Connections puzzle #1005 landed on Thursday, March 12, 2026, and it's a moderately tricky grid. The NYT's own testers rated it 2.3 out of 5 on the difficulty scale, but a couple of the categories — particularly the purple group — can trip you up if you're not thinking laterally. Here's everything you need to crack it.
Quick answer: The four groups are Places to Find Sand (bunker, desert, hourglass, sandbox), Things That Move Back and Forth (metronome, pendulum, swing, windshield wiper), Apparatus-Based Exercise Classes (barre, reformer, spin, step), and Featuring Birds (cuckoo clock, Froot Loops, Mexican flag, weather vane).
All 16 Words on the Board
Before diving into solutions, here's the full grid you're working with. Scanning every word first — before committing to any group — is the single best habit for avoiding early mistakes.
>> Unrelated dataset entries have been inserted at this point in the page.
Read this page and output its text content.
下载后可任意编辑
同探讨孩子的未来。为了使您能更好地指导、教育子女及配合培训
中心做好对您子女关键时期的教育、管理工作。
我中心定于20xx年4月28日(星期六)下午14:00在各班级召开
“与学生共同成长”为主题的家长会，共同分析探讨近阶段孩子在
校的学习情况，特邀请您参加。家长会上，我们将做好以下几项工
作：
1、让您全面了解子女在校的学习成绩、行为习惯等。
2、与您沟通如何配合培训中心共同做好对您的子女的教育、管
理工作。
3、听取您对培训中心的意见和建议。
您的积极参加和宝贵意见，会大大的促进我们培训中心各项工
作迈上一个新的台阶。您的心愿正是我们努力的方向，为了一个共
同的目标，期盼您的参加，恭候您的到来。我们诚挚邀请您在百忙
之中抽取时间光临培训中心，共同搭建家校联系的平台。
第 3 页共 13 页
| Column 1 | Column 2 | Column 3 | Column 4 |
|---|---|---|---|
| CUCKOO CLOCK | SWING | STEP | SANDBOX |
| HOURGLASS | MEXICAN FLAG | METRONOME | WEATHER VANE |
| WINDSHIELD WIPER | BUNKER | SPIN | PENDULUM |
| DESERT | REFORMER | FROOT LOOPS | BARRE |
Category Hints (Spoiler-Light)
If you'd rather work through the puzzle yourself with just a nudge, these vague hints should help without giving away the exact category names.
- Yellow: Think about tiny mineral grains — a beach would fit right in.
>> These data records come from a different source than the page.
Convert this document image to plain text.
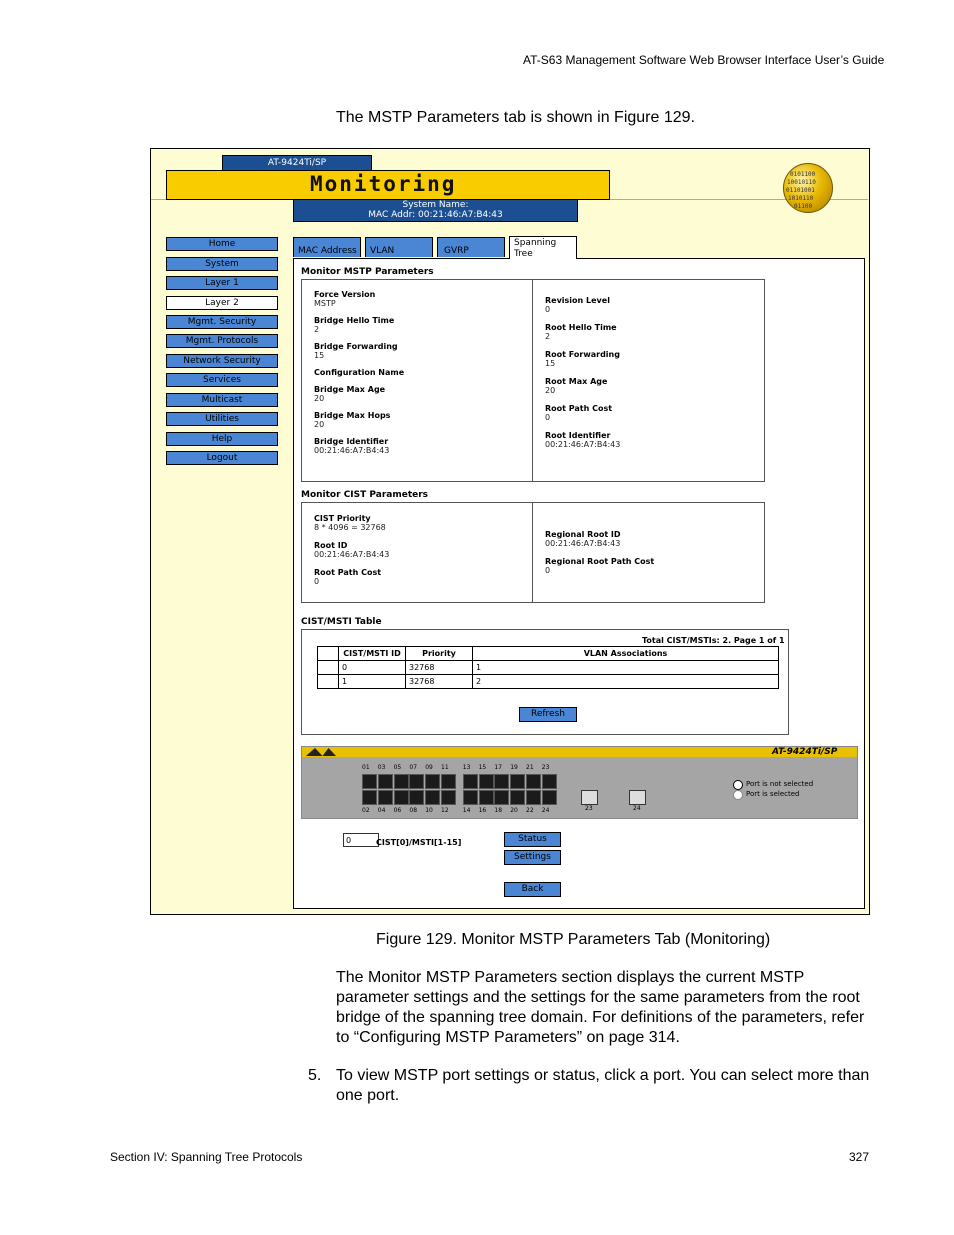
AT-S63 Management Software Web Browser Interface User’s Guide
The MSTP Parameters tab is shown in Figure 129.
AT-9424Ti/SP
Monitoring
System Name:
MAC Addr: 00:21:46:A7:B4:43
0101100
10010110
01101001
1010110
01100
Home
System
Layer 1
Layer 2
Mgmt. Security
Mgmt. Protocols
Network Security
Services
Multicast
Utilities
Help
Logout
MAC Address	VLAN	GVRP
Spanning Tree
Monitor MSTP Parameters
Force Version
MSTP
Bridge Hello Time
2
Bridge Forwarding
15
Configuration Name
Bridge Max Age
20
Bridge Max Hops
20
Bridge Identifier
00:21:46:A7:B4:43
Revision Level
0
Root Hello Time
2
Root Forwarding
15
Root Max Age
20
Root Path Cost
0
Root Identifier
00:21:46:A7:B4:43
Monitor CIST Parameters
CIST Priority
8 * 4096 = 32768
Root ID
00:21:46:A7:B4:43
Root Path Cost
0
Regional Root ID
00:21:46:A7:B4:43
Regional Root Path Cost
0
CIST/MSTI Table
Total CIST/MSTIs: 2. Page 1 of 1
	CIST/MSTI ID	Priority	VLAN Associations
	0	32768	1
	1	32768	2
Refresh
AT-9424Ti/SP
01 03 05 07 09 11 13 15 17 19 21 23
02 04 06 08 10 12 14 16 18 20 22 24	23	24
Port is not selected
Port is selected
0
CIST[0]/MSTI[1-15]	Status
Settings
Back
Figure 129. Monitor MSTP Parameters Tab (Monitoring)
The Monitor MSTP Parameters section displays the current MSTP parameter settings and the settings for the same parameters from the root bridge of the spanning tree domain. For definitions of the parameters, refer to “Configuring MSTP Parameters” on page 314.
5. To view MSTP port settings or status, click a port. You can select more than one port.
Section IV: Spanning Tree Protocols	327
- Green: These items share a repetitive, oscillating motion.
- Blue: Picture a gym or studio with specialized equipment and group classes.
- Purple: Each of these things prominently features a winged creature.
Yellow Group — Places to Find Sand
The easiest category asks you to identify four things that contain or are associated with sand. A golf course bunker is full of it, deserts are defined by it, an hourglass relies on it to measure time, and a sandbox is literally named after it. None of these words overlap convincingly with the other groups, so this is a strong starting point.
| Category | Words |
|---|---|
| Places to Find Sand | BUNKER, DESERT, HOURGLASS, SANDBOX |
Green Group — Things That Move Back and Forth
This group collects objects defined by their oscillating motion. A metronome ticks side to side keeping musical time, a pendulum swings beneath a clock, a playground swing arcs forward and backward, and a windshield wiper sweeps across glass in a repeating pattern. The word "swing" can feel like it belongs with exercise classes (as in kettlebell swings), which is the main trap here. Focus on the literal back-and-forth movement to stay on track.
| Category | Words |
|---|---|
| Things That Move Back and Forth | METRONOME, PENDULUM, SWING, WINDSHIELD WIPER |
Blue Group — Apparatus-Based Exercise Classes
If you've spent time in a fitness studio, this one clicks fast. Barre classes use a ballet barre, Reformer classes use a Pilates reformer machine, spin classes revolve around stationary bikes, and step classes use an aerobic step platform. The key connector is that each word names both the class and the piece of equipment central to it. Players who don't frequent group fitness classes may find this category harder than its blue (medium) ranking suggests.
| Category | Words |
|---|---|
| Apparatus-Based Exercise Classes | BARRE, REFORMER, SPIN, STEP |
Purple Group — Featuring Birds
The trickiest category requires you to realize that each of these items prominently displays or involves a bird, even though none of the words themselves are bird names. A cuckoo clock has a small bird that pops out on the hour. Froot Loops cereal features Toucan Sam on every box. The Mexican flag bears a golden eagle devouring a serpent at its center. And a traditional weather vane is almost always topped with a rooster. The indirectness of the bird connection is what makes this purple-level difficulty.
| Category | Words |
|---|---|
| Featuring Birds | CUCKOO CLOCK, FROOT LOOPS, MEXICAN FLAG, WEATHER VANE |
Where the Traps Are
A few deliberate overlaps make this puzzle harder than its 2.3 rating might imply at first glance. "Swing" looks like it could belong with exercise classes, since kettlebell swings are a staple of many workouts. "Step" could plausibly relate to movement or sand (think stepping on a beach), but it specifically names the step aerobics class. "Desert" and "bunker" might briefly seem like military or survival terms before you notice the sand thread. And "reformer" could mislead anyone thinking about political or religious reformers rather than Pilates equipment.
The purple group is the sneakiest because none of the four words contain a bird name. You have to mentally picture each object and notice the bird hiding in plain sight — the cuckoo, the toucan, the eagle, and the rooster.
Recommended Solving Order
Starting with yellow (Places to Find Sand) is the safest bet, since those four words share an unmistakable physical substance. From there, the exercise classes group is clean if you recognize the fitness terminology. Tackle the back-and-forth group next, being careful not to lose "swing" to the wrong category. Save purple for last and use process of elimination to confirm the bird connection.
Connections resets at midnight in your local time zone, so a fresh puzzle arrives every day. If this one gave you trouble, the pattern-recognition practice still pays off for tomorrow's grid.